10.6 Counterparts; Electronic Signatures. The Loan Documents may be executed in counterparts and by electronic signatures, each of which shall be deemed an original.
10.7 Notices. All notices shall be in writing and delivered by hand, overnight courier, or certified mail (return receipt requested) to the addresses set forth above (or such other address as a party may designate), effective upon receipt or refusal.
10.8 Recording. Borrower shall pay all recording taxes, fees, and charges. Upon satisfaction of the Obligations, Lender shall execute and deliver a release or satisfaction in recordable form.
10.9 Right to Release Portions. Lender may, without notice, release any portion of the Collateral, grant extensions, or otherwise modify the Obligations, all without releasing Borrower.
11. EXECUTION BLOCK
IN WITNESS WHEREOF, Borrower has executed this Mortgage as of the Effective Date.
BORROWER:
[____]
By: ___
Name: ___
Title: ___
[Corporate/LLC acknowledgment block]
LENDER:
[____]
By: ___
Name: ___
Title: ___
[Corporate/LLC acknowledgment block]
[NOTARY ACKNOWLEDGMENT – CONNECTICUT]
State of Connecticut )
County of _____ ) ss. [CITY], Connecticut [DATE]

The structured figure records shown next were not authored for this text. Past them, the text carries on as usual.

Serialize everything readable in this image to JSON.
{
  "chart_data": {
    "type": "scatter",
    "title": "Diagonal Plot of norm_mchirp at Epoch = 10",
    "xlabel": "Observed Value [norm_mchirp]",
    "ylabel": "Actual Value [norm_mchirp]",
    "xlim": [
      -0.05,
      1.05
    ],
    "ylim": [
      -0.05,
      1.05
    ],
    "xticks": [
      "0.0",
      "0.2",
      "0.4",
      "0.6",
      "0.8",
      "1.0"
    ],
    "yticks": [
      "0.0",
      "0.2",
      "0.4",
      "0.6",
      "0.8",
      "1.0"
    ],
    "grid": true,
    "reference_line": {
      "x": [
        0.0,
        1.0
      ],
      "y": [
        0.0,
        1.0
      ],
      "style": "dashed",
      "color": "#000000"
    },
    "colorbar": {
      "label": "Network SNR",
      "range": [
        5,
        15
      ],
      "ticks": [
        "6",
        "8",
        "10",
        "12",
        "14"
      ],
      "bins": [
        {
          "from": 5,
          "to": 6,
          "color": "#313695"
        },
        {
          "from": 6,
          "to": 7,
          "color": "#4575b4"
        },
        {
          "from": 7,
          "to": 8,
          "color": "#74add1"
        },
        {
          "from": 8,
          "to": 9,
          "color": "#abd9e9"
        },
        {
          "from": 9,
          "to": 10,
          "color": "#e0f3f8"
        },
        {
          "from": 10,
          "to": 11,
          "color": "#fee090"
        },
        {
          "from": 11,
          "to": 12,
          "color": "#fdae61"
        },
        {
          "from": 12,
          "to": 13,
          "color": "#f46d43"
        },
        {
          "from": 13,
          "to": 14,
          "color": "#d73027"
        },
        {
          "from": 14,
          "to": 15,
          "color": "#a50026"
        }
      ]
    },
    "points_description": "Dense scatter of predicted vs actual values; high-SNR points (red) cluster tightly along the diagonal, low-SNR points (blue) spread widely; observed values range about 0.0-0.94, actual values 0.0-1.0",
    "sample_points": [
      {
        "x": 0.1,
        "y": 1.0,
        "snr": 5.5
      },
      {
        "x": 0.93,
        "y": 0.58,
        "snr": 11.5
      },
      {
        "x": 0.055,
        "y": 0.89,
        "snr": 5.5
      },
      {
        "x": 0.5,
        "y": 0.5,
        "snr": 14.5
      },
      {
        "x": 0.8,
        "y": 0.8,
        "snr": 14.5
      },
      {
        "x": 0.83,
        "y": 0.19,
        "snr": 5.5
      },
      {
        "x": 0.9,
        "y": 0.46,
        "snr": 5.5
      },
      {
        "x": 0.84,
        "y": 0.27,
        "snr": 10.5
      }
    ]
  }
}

On this ___ day of _, 20_, before me, the undersigned notary public, personally appeared ____, who acknowledged that (he/she) is the ____ of ___, a ____, and that (he/she) signed the foregoing instrument in such capacity, and that the instrument is the free act and deed of the entity and (his/her) free act and deed.
Notary Public
My Commission Expires: _______
EXHIBIT A
Legal Description of Real Property
[INSERT METES AND BOUNDS OR PLAT DESCRIPTION]
SCHEDULE 1
Permitted Encumbrances
[List of matters permitted to remain of record]
[// GUIDANCE: Record this Mortgage in the appropriate Connecticut land records immediately after execution. Verify witness requirements (Connecticut generally requires two witnesses for deeds and mortgages). Attach municipal forms (e.g., MERS cover sheet) if applicable. Coordinate with title company for policy endorsements.]